Returning to another favorite subject, the former host of NBC’s Celebrity Apprentice concluded: “Despite very poor television ratings, the unselect committee has perpetuated a show trial the likes of which this country has never seen before.

“… You have not gone after the people that created the fraud, but rather great American patriots who questioned it, as is their constitutional right. These people have had their lives ruined as your committee sits back and basks in the glow.”

More than 900 people have been charged in relation to the Capitol attack. Many have been jailed. Members of the Oath Keepers and Proud Boys far-right groups are charged with seditious conspiracy. Both groups have been linked to Trump aides and allies, prominently including the Republican operative Roger Stone, who was shown on film in Thursday’s hearing saying: “Fuck the voting, let’s get right to the violence.”

Peter Navarro and Steve Bannon, aides to Trump, face jail time for contempt of Congress, after refusing to cooperate with the January 6 committee.

But though the panel made clear on Thursday that it holds Trump responsible for the insurrection, he has not been held to account.

If Trump refused to comply with the subpoena issued by the committee – which seeks testimony and documents – he too could be charged with contempt of Congress.

But that seems unlikely, given both his position as former president, de facto leader of the Republican party and possible 2024 presidential nominee, and the proximity of the midterm elections. If Republicans take back the House next month, as seems likely, the January 6 committee will in all probability be disbanded.

Trump hinted at that outcome in his letter, writing: “The people of this country will not stand for unequal justice under the law, or liberty and justice for some. Election day is coming.”

Knowing this, committee members may be hoping the subpoena draws Trump out, luring him into public testimony about his attempt to overturn an election.

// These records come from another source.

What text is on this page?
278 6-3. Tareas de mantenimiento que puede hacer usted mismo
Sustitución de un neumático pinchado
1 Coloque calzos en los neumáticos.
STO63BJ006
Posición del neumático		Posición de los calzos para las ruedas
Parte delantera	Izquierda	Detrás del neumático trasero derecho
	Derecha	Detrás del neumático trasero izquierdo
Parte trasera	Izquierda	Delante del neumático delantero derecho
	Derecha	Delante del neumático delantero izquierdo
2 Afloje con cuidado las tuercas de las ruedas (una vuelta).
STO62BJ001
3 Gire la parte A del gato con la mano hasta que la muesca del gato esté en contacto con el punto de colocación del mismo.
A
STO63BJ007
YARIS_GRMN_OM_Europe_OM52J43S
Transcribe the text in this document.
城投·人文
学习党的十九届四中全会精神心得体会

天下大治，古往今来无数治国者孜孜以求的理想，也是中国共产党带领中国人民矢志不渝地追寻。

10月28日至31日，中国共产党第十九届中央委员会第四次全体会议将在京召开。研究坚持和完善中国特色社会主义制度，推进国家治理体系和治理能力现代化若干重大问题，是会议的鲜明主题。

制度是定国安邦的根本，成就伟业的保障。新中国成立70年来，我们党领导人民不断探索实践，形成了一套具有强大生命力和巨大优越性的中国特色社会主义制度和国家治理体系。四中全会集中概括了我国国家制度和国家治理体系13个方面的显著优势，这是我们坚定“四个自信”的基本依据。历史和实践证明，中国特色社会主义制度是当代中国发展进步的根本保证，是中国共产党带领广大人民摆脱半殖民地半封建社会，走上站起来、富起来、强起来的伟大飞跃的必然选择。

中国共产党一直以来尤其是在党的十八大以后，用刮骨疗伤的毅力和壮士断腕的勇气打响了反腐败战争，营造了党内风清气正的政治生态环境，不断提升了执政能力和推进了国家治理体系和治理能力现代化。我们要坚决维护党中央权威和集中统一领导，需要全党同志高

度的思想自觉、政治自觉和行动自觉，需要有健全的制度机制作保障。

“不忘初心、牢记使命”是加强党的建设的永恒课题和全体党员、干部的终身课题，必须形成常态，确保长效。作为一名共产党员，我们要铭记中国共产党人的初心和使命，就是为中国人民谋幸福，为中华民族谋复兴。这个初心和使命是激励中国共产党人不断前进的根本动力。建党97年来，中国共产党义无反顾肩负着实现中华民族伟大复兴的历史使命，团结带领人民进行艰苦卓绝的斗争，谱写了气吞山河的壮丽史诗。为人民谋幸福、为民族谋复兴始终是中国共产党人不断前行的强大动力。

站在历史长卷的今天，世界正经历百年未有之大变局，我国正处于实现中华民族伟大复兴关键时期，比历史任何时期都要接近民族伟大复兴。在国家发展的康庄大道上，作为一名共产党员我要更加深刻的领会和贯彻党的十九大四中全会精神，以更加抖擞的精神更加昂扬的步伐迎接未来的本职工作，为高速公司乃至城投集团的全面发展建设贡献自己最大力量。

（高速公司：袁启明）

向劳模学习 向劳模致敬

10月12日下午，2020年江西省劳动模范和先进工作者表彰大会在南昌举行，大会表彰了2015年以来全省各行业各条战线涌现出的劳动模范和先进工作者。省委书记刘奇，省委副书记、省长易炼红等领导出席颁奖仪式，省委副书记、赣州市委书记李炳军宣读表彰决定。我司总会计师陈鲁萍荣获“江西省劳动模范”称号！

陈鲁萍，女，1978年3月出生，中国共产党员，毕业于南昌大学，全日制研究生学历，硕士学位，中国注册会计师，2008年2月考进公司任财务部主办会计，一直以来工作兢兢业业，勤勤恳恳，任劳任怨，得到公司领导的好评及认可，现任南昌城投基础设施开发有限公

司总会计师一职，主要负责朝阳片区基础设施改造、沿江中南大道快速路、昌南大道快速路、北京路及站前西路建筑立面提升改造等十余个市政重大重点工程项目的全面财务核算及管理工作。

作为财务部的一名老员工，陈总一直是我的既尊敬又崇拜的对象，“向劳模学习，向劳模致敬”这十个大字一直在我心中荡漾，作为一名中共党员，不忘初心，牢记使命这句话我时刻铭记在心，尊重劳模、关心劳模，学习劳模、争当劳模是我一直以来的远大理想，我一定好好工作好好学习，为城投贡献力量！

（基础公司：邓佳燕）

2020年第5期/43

Committee members have said that while they do not expect to make criminal referrals to the Department of Justice, they have sought to lay out their findings in a way that may help federal investigators.

After the midterm elections, the attorney general, Merrick Garland, will have at least two more years to decide whether to indict Trump related to January 6.

In a tweet after Thursday’s hearing, Kinzinger, of Illinois, said: “We just voted unanimously to subpoena Donald Trump. Our democracy demands it. Our constitution demands it. The truth demands it.”

Laurence Tribe, a Harvard law professor, said: “This final hearing was the most effective in years. Taken together with the committee’s prior hearings, it left no doubt that Trump deliberately tried to steal the 2020 election and committed major federal crimes in the process.”